Becoming an Opioid sparing surgeon is the most liberating thing you can do in practice. There are no more requests for prescription refills and no need for the weaning process for the patients that have become inadvertently addicted. Fortunately, the paradigm of post operative pain management has shifted away from harmful Opioids.

About the author:

Dr. Sigman is a national and internationally recognized leader in Opioid Sparing Surgery.  He is an Orthopedic Surgeon that specializes in the knee and shoulder.  He has been in clinical practice for over 25 years and is a leader in professional education, medical device development, and has numerous peer reviewed publications. He is the team physician at UMASS Lowell. He is a member of Governor Bakers Commission to establish a pain management access program in the Commonwealth of Massachusetts.

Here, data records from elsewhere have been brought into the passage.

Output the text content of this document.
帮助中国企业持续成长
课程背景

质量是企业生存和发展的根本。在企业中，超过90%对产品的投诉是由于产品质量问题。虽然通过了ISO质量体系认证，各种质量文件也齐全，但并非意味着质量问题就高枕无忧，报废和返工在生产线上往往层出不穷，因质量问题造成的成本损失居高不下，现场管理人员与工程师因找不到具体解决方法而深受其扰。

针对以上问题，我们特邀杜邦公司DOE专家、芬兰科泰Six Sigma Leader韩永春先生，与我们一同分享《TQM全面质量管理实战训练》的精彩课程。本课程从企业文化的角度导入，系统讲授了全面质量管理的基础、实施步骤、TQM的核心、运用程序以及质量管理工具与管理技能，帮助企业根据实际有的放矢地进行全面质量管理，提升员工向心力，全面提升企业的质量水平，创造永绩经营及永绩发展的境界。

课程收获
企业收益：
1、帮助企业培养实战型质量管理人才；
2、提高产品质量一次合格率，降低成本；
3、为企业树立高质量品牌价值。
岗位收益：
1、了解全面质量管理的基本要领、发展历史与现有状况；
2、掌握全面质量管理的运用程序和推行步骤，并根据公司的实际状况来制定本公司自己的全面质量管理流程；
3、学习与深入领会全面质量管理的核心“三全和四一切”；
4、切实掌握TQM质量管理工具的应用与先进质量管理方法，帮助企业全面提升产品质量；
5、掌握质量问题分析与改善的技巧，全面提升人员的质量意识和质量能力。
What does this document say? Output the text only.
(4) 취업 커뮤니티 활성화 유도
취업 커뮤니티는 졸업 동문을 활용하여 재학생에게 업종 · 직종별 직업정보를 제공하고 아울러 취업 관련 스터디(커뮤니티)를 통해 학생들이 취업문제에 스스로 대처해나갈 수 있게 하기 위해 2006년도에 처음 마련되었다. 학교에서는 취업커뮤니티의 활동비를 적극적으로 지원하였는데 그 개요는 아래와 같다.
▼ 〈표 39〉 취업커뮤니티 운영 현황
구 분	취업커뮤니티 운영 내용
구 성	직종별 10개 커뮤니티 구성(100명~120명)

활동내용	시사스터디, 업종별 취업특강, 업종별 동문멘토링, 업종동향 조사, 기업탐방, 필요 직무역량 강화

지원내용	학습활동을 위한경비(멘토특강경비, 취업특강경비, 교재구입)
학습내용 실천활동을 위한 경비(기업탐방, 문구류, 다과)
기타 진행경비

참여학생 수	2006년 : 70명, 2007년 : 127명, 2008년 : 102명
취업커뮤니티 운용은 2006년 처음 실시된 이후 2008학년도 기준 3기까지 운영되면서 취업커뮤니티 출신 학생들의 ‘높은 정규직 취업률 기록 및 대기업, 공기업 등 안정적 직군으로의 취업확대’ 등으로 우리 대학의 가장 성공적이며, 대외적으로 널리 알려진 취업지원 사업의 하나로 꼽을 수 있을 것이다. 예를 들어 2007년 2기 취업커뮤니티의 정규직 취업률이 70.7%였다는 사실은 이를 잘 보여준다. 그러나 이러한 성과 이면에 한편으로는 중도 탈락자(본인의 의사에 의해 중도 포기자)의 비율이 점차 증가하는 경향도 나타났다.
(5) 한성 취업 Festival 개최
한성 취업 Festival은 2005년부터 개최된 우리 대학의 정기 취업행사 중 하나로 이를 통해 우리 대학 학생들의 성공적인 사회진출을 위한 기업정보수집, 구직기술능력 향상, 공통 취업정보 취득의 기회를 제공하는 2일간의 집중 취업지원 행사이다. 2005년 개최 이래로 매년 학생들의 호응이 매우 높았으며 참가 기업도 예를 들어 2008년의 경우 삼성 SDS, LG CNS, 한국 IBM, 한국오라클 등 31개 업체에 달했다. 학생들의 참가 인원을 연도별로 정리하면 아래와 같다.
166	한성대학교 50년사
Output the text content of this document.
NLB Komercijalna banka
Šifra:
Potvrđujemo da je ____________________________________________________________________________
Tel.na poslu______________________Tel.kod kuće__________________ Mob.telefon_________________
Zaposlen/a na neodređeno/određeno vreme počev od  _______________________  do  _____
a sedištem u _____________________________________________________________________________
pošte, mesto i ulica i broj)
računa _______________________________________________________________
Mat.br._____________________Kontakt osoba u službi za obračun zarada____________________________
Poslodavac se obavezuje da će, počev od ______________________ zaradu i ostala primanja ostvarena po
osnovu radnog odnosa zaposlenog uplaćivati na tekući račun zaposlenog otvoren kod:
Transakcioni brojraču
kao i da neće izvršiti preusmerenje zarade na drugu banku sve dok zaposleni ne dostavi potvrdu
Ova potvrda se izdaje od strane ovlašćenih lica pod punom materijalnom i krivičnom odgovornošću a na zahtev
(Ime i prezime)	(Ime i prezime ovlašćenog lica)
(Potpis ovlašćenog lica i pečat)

He did his sports medicine fellowship at the prestigious Kerlan Jobe Clinic in Los Angeles. His Opioid Sparing leadership propelled him to become a Fellow of the Worlds Society on Sports and Exercise Medicine, and most recently has had the honor of becoming a Fellow of the Royal College of Surgeons in Ireland.

In addition, to his clinical responsibilities Dr. Sigman is the Chief Medical Officer for OrthoLazer Orthopedic Laser Centers. The OrthoLazer franchise was developed to provide an alternative treatment option for acute and chronic pain to help combat the Opioid crisis.  Dr. Sigman is also the host of the popular The Ortho Show podcast.